Search code examples
apache-kafkaapache-kafka-streams

Building a cache with Kafka Streams


I am trying to get a sense of what is possible and how to think when working with Kafka Streams.

The Use-Case:

There is a topic called Transactions:

  • key -> transactionReference (String)
  • value -> timestamp, approved/canceled (JSON String)

I want to create a cache that will hold all recent transactions (last 10 minutes).

The cache can be queried by a rest client by providing the transaction reference.

Questions:

  1. Is Kafka streams (along with it's Materialized views) a good fit to implement such a cache?
  2. If yes how would you go about it? Remember it needs to keep only the last 10 minutes of transactions and discard the older ones.
  3. If not, why not?

Solution

  • Yes, it's very good idea to develop it in kafka-streams. How to do it?

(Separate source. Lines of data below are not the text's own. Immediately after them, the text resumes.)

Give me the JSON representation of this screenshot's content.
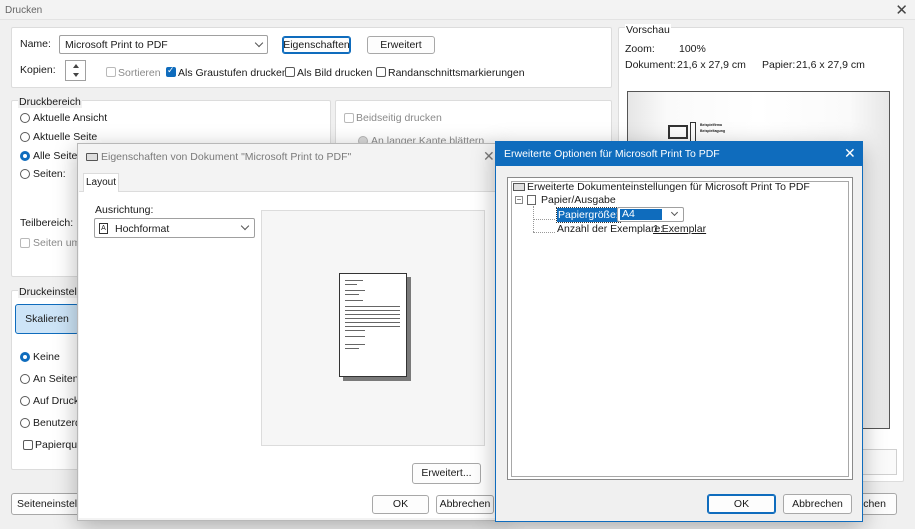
{
  "main": {
    "title": "Drucken",
    "name_label": "Name:",
    "printer": "Microsoft Print to PDF",
    "properties_button": "Eigenschaften",
    "advanced_button": "Erweitert",
    "copies_label": "Kopien:",
    "collate_label": "Sortieren",
    "grayscale_label": "Als Graustufen drucken",
    "as_image_label": "Als Bild drucken",
    "crop_marks_label": "Randanschnittsmarkierungen",
    "range_title": "Druckbereich",
    "range_current_view": "Aktuelle Ansicht",
    "range_current_page": "Aktuelle Seite",
    "range_all_pages": "Alle Seiten",
    "range_pages": "Seiten:",
    "subset_label": "Teilbereich:",
    "reverse_pages": "Seiten uml",
    "duplex_label": "Beidseitig drucken",
    "long_edge_label": "An langer Kante blättern",
    "settings_title": "Druckeinstellu",
    "scale_tab": "Skalieren",
    "scale_none": "Keine",
    "scale_fit": "An Seitenr",
    "scale_print": "Auf Druck",
    "scale_custom": "Benutzerd",
    "paper_source": "Papierque",
    "page_setup_button": "Seiteneinstellu",
    "cancel_fragment": "chen",
    "preview_title": "Vorschau",
    "zoom_label": "Zoom:",
    "zoom_value": "100%",
    "document_label": "Dokument:",
    "document_size": "21,6 x 27,9 cm",
    "paper_label": "Papier:",
    "paper_size": "21,6 x 27,9 cm",
    "preview_doc_line1": "Beispielfirma",
    "preview_doc_line2": "Beispieltagung"
  },
  "properties": {
    "title": "Eigenschaften von Dokument \"Microsoft Print to PDF\"",
    "tab_layout": "Layout",
    "orientation_label": "Ausrichtung:",
    "orientation_value": "Hochformat",
    "advanced_button": "Erweitert...",
    "ok_button": "OK",
    "cancel_button": "Abbrechen"
  },
  "advanced": {
    "title": "Erweiterte Optionen für Microsoft Print To PDF",
    "tree_root": "Erweiterte Dokumenteinstellungen für Microsoft Print To PDF",
    "tree_paper": "Papier/Ausgabe",
    "paper_size_label": "Papiergröße:",
    "paper_size_value": "A4",
    "copies_label": "Anzahl der Exemplare:",
    "copies_value": "1 Exemplar",
    "ok_button": "OK",
    "cancel_button": "Abbrechen"
  },
  "colors": {
    "accent": "#0f6cbd",
    "titlebar_active": "#0f6cbd"
  }
}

    1. First, create class that represents values of the cache:
    class Transaction {
     Instant createTime;
     Status status;
     String transactionReference;
    }
    
    1. Second, create class that handles cache logic - implements org.apache.kafka.streams.kstream.Transformer<K, V, R>:
    public class TransactionsCache implements Transformer<String, Transaction, KeyValue<String, Transaction>> {
    
        private final long maintainDurationMs = TimeUnit.MINUTES.toMillis(10);
    
        private KeyValueStore<String, Transaction> transactions;
    
        @Override
        public void init(ProcessorContext context) {
            this.transactions = context.getStateStore("transactions-store");
            context.schedule(Duration.ofMillis(5), PunctuationType.WALL_CLOCK_TIME,
                timestamp -> transactions.all()
                    .forEachRemaining(kV -> {
                        if (hasExpired(kV.value.getCreateTime().toEpochMilli(), timestamp)) {
                            transactions.delete(kV.key);
                        }
                    }));
        }
    
        private boolean hasExpired(final long eventTimestamp, final long currentStreamTimeMs) {
            return (currentStreamTimeMs - eventTimestamp) > maintainDurationMs;
        }
    
        @Override
        public KeyValue<String, Transaction> transform(String key, Transaction transaction) {
            Transaction t = this.transactions.get(transaction.getTransactionReference());
            if (t == null) {
                transactions.put(transaction.getTransactionReference(), transaction);
            }
            return null;
        }
    
        @Override
        public void close() {
    
        }
    }
    
    1. Then, register transformer in topology:
        static StreamsBuilder buildKafkaStreamsTopology() {
            StreamsBuilder builder = new StreamsBuilder();
            
            StoreBuilder<KeyValueStore<String, Transaction>> transferProcessKeyValueStore = Stores
                .keyValueStoreBuilder(Stores.inMemoryKeyValueStore(("transactions-store"), Serdes.String(), JsonSerdes.forA(Transaction.class));
            builder.addStateStore(transferProcessKeyValueStore);
    
            builder.stream(TRANSACTIONS, Consumed.with(Serdes.String(), JsonSerdes.forA(Transaction.class)))
                .transform(TransactionsCache::new, "transactions-store");
    
            return builder;
        }
    
    1. Next step is reading the data in http controller:
    @RestController
    public class TransactionsController {
    
        private final KafkaStreams kafkaStreams;
    
        public TransactionsController(KafkaStreams kafkaStreams) {
            this.kafkaStreams = kafkaStreams;
        }
    
        @GetMapping(value = "/transactions/{transactionReference}", produces = MediaType.APPLICATION_JSON_VALUE)
        Transaction getTransaction(@PathVariable("transactionReference") String transactionReference) {
            ReadOnlyKeyValueStore<String, Transaction> store = kafkaStreams.store(
                StoreQueryParameters.fromNameAndType("transactions-store", QueryableStoreTypes.keyValueStore()));
    
            return store.get(transactionReference);
        }
    }
    
    
    1. Last thing. Remember that this in memory cache is partitioned by default so in case of running many instances of your application you need to add some RPC method to get data from another instance in case of miss (Kafka Interactive Queries), here you have some very neat example. Or second solution is to use org.apache.kafka.streams.kstream.GlobalKTable<K, V>